Before tonight’s semifinals, a few notes and quotes.
• Matthew Nuumanaia, the versatile 6-foot-5 senior at St. Francis, was a definite DNP last night for the top-seeded Saints in the Hawaiian Airlines/HHSAA D-II Boys Basketball State Championships. Kalani beat the Saints 54-41, ousting the defending D-II state champs. No word on why he didn’t play, but whatever the reason, it’s kind of sad that his prep career closes on this note.
He’s going to be a tremendous guard at the next level. He got to play quite a bit on the wing at St. Francis, but was also a force inside, a willing low-post defender and scorer. Good court vision, unselfish, but ready to pull the trigger. His 3-point shot was very good this season at times.
When he gets to focus on one position in college, look out.
• Still wondering why Kapi‘ina King did not play in Damien’s 58-55 loss to Seabury Hall in the opening round of D-II play yesterday. The 6-7 junior is a valuable part of that team. Even if he never took a shot, his value in one game is certainly worth more than 3 points defensively.
It’s just bizarre for this Pupule hoops fan to see two small schools get the spotlight at the big dance, only to see their marquee players sidelined.
• HHSAA executive director Chris Chun said this week’s boys tourney is drawing similar numbers to the girls’ state tournament that ended last Saturday.
“Maryknoll brings a huge crowd,” Chun said. “Last year was way better than the year before. This year is a lot like last year.”

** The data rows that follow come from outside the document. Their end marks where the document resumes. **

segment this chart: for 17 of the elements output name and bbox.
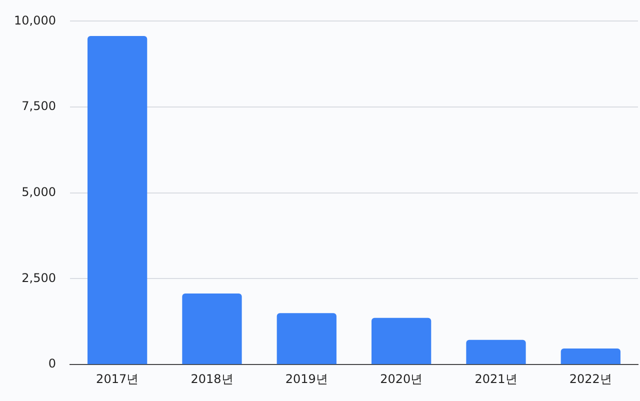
x-tick-label: 2021년 bbox=[474, 372, 518, 386]
x-tick-label: 2020년 bbox=[380, 372, 423, 386]
y-tick-label: 10,000 bbox=[14, 13, 56, 28]
y-tick-label: 7,500 bbox=[22, 99, 56, 114]
x-tick-label: 2019년 bbox=[285, 372, 328, 386]
bar bbox=[560, 348, 620, 364]
x-tick-label: 2022년 bbox=[569, 372, 612, 386]
bar bbox=[88, 36, 148, 364]
x-tick-label: 2018년 bbox=[190, 372, 234, 386]
y-tick-label: 2,500 bbox=[22, 270, 56, 285]
y-tick-label: 5,000 bbox=[22, 185, 56, 200]
bar bbox=[182, 294, 242, 364]
bar bbox=[466, 340, 526, 364]
y-tick-label: 0 bbox=[48, 356, 56, 371]
bar bbox=[276, 313, 336, 364]
x-tick-label: 2017년 bbox=[96, 372, 139, 386]
bar bbox=[372, 318, 432, 364]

• Back to Kalani. Some fans have wondered aloud why Kalani was permitted to have homecourt advantage for its game with St. Francis. The answer is two-fold.

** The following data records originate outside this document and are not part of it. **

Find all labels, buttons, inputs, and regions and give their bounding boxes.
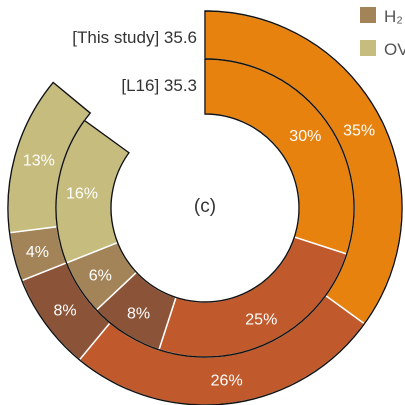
inner-ring-data-label: 6% — [89, 267, 112, 284]
rings-layer: 35% 26% 8% 4% 13% 30% 25% 8% 6% 16% — [7, 10, 403, 405]
chart-title: (c) — [194, 196, 216, 217]
outer-ring-data-label: 4% — [26, 244, 49, 261]
outer-ring-data-label: 8% — [53, 303, 76, 320]
inner-ring-data-label: 30% — [289, 128, 321, 145]
inner-ring-data-label: 16% — [66, 185, 98, 202]
inner-ring-data-label: 25% — [245, 311, 277, 328]
inner-ring-label: [L16] 35.3 — [121, 76, 197, 95]
outer-ring-data-label: 26% — [211, 373, 243, 390]
outer-ring-data-label: 13% — [23, 153, 55, 170]
inner-ring-outline — [55, 58, 355, 358]
legend: H₂ OV — [360, 7, 405, 59]
legend-label: OV — [384, 40, 405, 59]
legend-swatch — [360, 7, 376, 23]
outer-ring-data-label: 35% — [343, 122, 375, 139]
inner-ring-data-label: 8% — [127, 306, 150, 323]
legend-swatch — [360, 40, 376, 56]
outer-ring-label: [This study] 35.6 — [72, 28, 197, 47]
legend-label: H₂ — [384, 7, 403, 26]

1. Home court has been permitted in the past. King Kekaulike hosted for a state volleyball tournament a few years ago. It’s an eye-opening view there, with the court below the entrance area, practically dug into the slopes of Haleakala.

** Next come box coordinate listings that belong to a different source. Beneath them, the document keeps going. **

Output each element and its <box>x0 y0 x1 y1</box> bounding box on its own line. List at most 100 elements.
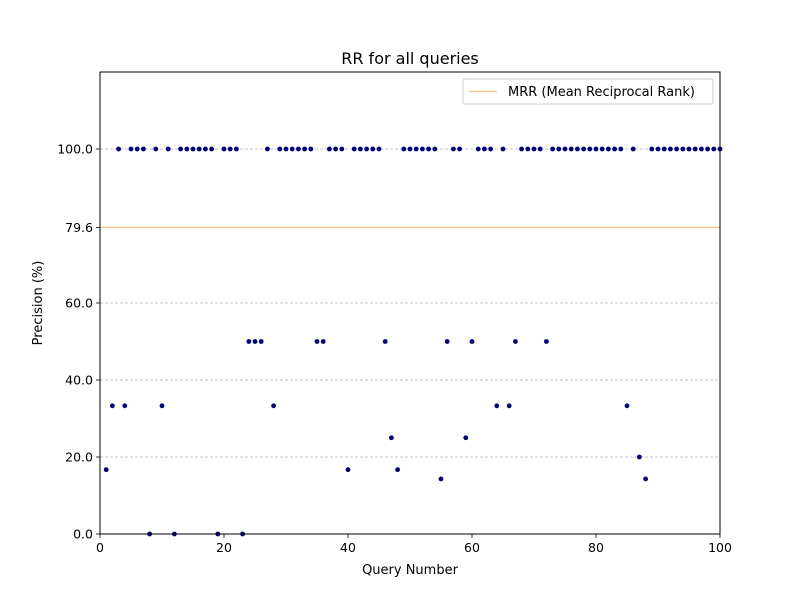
data-point-60 <box>469 339 475 344</box>
legend: MRR (Mean Reciprocal Rank) <box>462 78 714 105</box>
data-point-47 <box>389 435 394 441</box>
data-point-88 <box>643 476 648 482</box>
data-point-80 <box>593 146 599 152</box>
data-point-75 <box>562 146 568 152</box>
data-point-95 <box>686 146 692 152</box>
data-point-64 <box>494 403 500 409</box>
data-point-58 <box>457 146 462 152</box>
data-point-17 <box>203 146 208 152</box>
data-point-3 <box>116 146 121 152</box>
y-axis-ticks: 0.0 20.0 40.0 60.0 79.6 100.0 <box>57 142 100 542</box>
data-point-49 <box>401 146 407 152</box>
data-point-33 <box>302 146 307 152</box>
data-point-82 <box>606 146 611 152</box>
data-point-83 <box>612 146 617 152</box>
x-tick-label-20: 20 <box>216 540 232 555</box>
y-tick-label-3: 60.0 <box>65 296 93 311</box>
data-point-68 <box>519 146 524 152</box>
x-tick-label-100: 100 <box>708 540 732 555</box>
data-point-99 <box>711 146 717 152</box>
data-point-73 <box>550 146 555 152</box>
data-point-13 <box>178 146 184 152</box>
data-point-41 <box>351 146 357 152</box>
data-point-59 <box>463 435 469 441</box>
data-point-61 <box>475 146 481 152</box>
data-point-44 <box>370 146 376 152</box>
data-point-15 <box>190 146 196 152</box>
data-point-78 <box>581 146 586 152</box>
data-point-29 <box>277 146 283 152</box>
x-tick-label-60: 60 <box>464 540 480 555</box>
data-point-50 <box>407 146 413 152</box>
data-point-57 <box>451 146 456 152</box>
data-point-67 <box>513 339 518 344</box>
data-point-97 <box>699 146 704 152</box>
data-point-9 <box>153 146 159 152</box>
data-point-45 <box>376 146 382 152</box>
data-point-36 <box>320 339 326 344</box>
data-point-39 <box>339 146 345 152</box>
data-point-98 <box>705 146 710 152</box>
data-point-74 <box>556 146 562 152</box>
data-point-84 <box>618 146 624 152</box>
data-point-14 <box>184 146 190 152</box>
x-tick-label-40: 40 <box>340 540 356 555</box>
data-point-85 <box>624 403 630 409</box>
data-point-54 <box>432 146 438 152</box>
data-point-56 <box>444 339 450 344</box>
data-point-63 <box>488 146 493 152</box>
data-point-16 <box>196 146 202 152</box>
data-point-6 <box>134 146 140 152</box>
data-point-35 <box>314 339 320 344</box>
data-point-86 <box>630 146 636 152</box>
data-point-1 <box>103 467 109 473</box>
data-point-94 <box>680 146 686 152</box>
data-point-62 <box>482 146 487 152</box>
data-point-76 <box>568 146 574 152</box>
data-point-10 <box>159 403 165 409</box>
x-tick-label-80: 80 <box>588 540 604 555</box>
data-point-70 <box>531 146 537 152</box>
data-point-34 <box>308 146 314 152</box>
data-point-53 <box>426 146 431 152</box>
data-point-77 <box>575 146 580 152</box>
data-point-26 <box>258 339 264 344</box>
x-axis-label: Query Number <box>362 563 459 578</box>
x-tick-label-0: 0 <box>96 540 104 555</box>
data-point-52 <box>420 146 425 152</box>
data-point-22 <box>234 146 239 152</box>
data-points <box>103 146 723 537</box>
data-point-24 <box>246 339 252 344</box>
data-point-21 <box>227 146 233 152</box>
data-point-87 <box>637 454 642 460</box>
data-point-90 <box>655 146 661 152</box>
data-point-42 <box>358 146 363 152</box>
data-point-38 <box>333 146 338 152</box>
data-point-89 <box>649 146 655 152</box>
data-point-66 <box>506 403 512 409</box>
data-point-31 <box>289 146 295 152</box>
data-point-37 <box>327 146 332 152</box>
data-point-72 <box>544 339 549 344</box>
data-point-30 <box>283 146 289 152</box>
data-point-7 <box>141 146 146 152</box>
data-point-4 <box>122 403 128 409</box>
data-point-25 <box>252 339 258 344</box>
y-tick-label-2: 40.0 <box>65 373 93 388</box>
y-tick-label-5: 100.0 <box>57 142 93 157</box>
data-point-71 <box>537 146 543 152</box>
data-point-65 <box>500 146 506 152</box>
data-point-55 <box>438 476 444 482</box>
data-point-28 <box>271 403 276 409</box>
data-point-69 <box>525 146 531 152</box>
data-point-43 <box>364 146 369 152</box>
data-point-92 <box>668 146 673 152</box>
data-point-91 <box>661 146 667 152</box>
data-point-27 <box>265 146 270 152</box>
data-point-51 <box>413 146 419 152</box>
data-point-11 <box>165 146 171 152</box>
y-axis-label: Precision (%) <box>31 261 46 346</box>
data-point-5 <box>128 146 134 152</box>
data-point-81 <box>599 146 605 152</box>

2. No other schools besides Kalani and Kaimuki offered their facilities for the D-II state tourney.
“That’s why they offered — so they could (possibly) host,” Chun noted. “It was part of the condition.”
The flip side of hosting is that the consolation games in D-II are also played at those sites. Those games don’t draw well, so the concession stands aren’t busy, either.
• Here are some previously unpublished quotes from Jerry Campany, who covered the Maryknoll-Baldwin and Mililani-Farrington games last night.
Farrington coach Alan Silva on the last play:
“We wanted to stop them from penetrating and getting a shot. Jacob McEnroe played really good, did not foul him. That was the key, do not foul the 3-point shooter. That’s game if you foul him.”
To McEnroe: Did Mililani wake you guys up?
“I actually woke up a long time ago, I have been woke up. I was just trying to get my team together because they were kind of nervous. We havent been playing since Thursday, since the championship game, so let’s just get used to it. Get the blood pumping, everybody got their nerves going, second half we got that run again and it helped.”
Mililani coach Ed Gonzales on the last shot.
“We could have actually tried to take it closer to the basket. We were thinking Farrington was going to foul us, they only had five team fouls, so really Noel (Bueno) probably should have just penetrated, usually he would just penetrate. cannot help it, though, we gave it a good shot.
Forward Tyson Kanoa on Maryknoll:
“Throughout the whole game we were getting kind of rowdy so I told the team we had to keep our composure.”
Tyson on Baldwin’s shooting:
“Oh, man, they just would not stop. We had to calm down on offense, we were forcing a lot of shots and we had to stop their transition game so we could get in their face.”
Kaleb Gilmore on his concussion:
“I lost the ball and I tried getting it, I turned around and the guy was right there and my head hit his chest and it was like whiplash. I didn’t see it coming.”
Kaleb on Baldwin:
“Oh, God, No. 23 (Ryan Garces), the lefty, out of nowhere he just started hitting when they needed it. We just had to stay together, which we did, and we had to get some points, which we did, and it all worked out.
Maryknoll coach Kelly Grant on Baldwin:
“33 (Philip Thomas) was leaning on his 3-point shots and hitting them, that’s a pure shooter. 23, the lefty, they are taught well on how to move without the ball.”
Grant on Teva Eldredge:
“I thought the difference was Teva going down. It made a difference, he is the presence underneath the basket. It changes the formations and the substitution patterns the coach has to put in.”
Grant on Kaleb:
“They were doing concussion testing over there, so I thought he was going to be gone, when he came and said he was going to be available I waited for a situation when we were going to be on offense so I can rest him on defense.”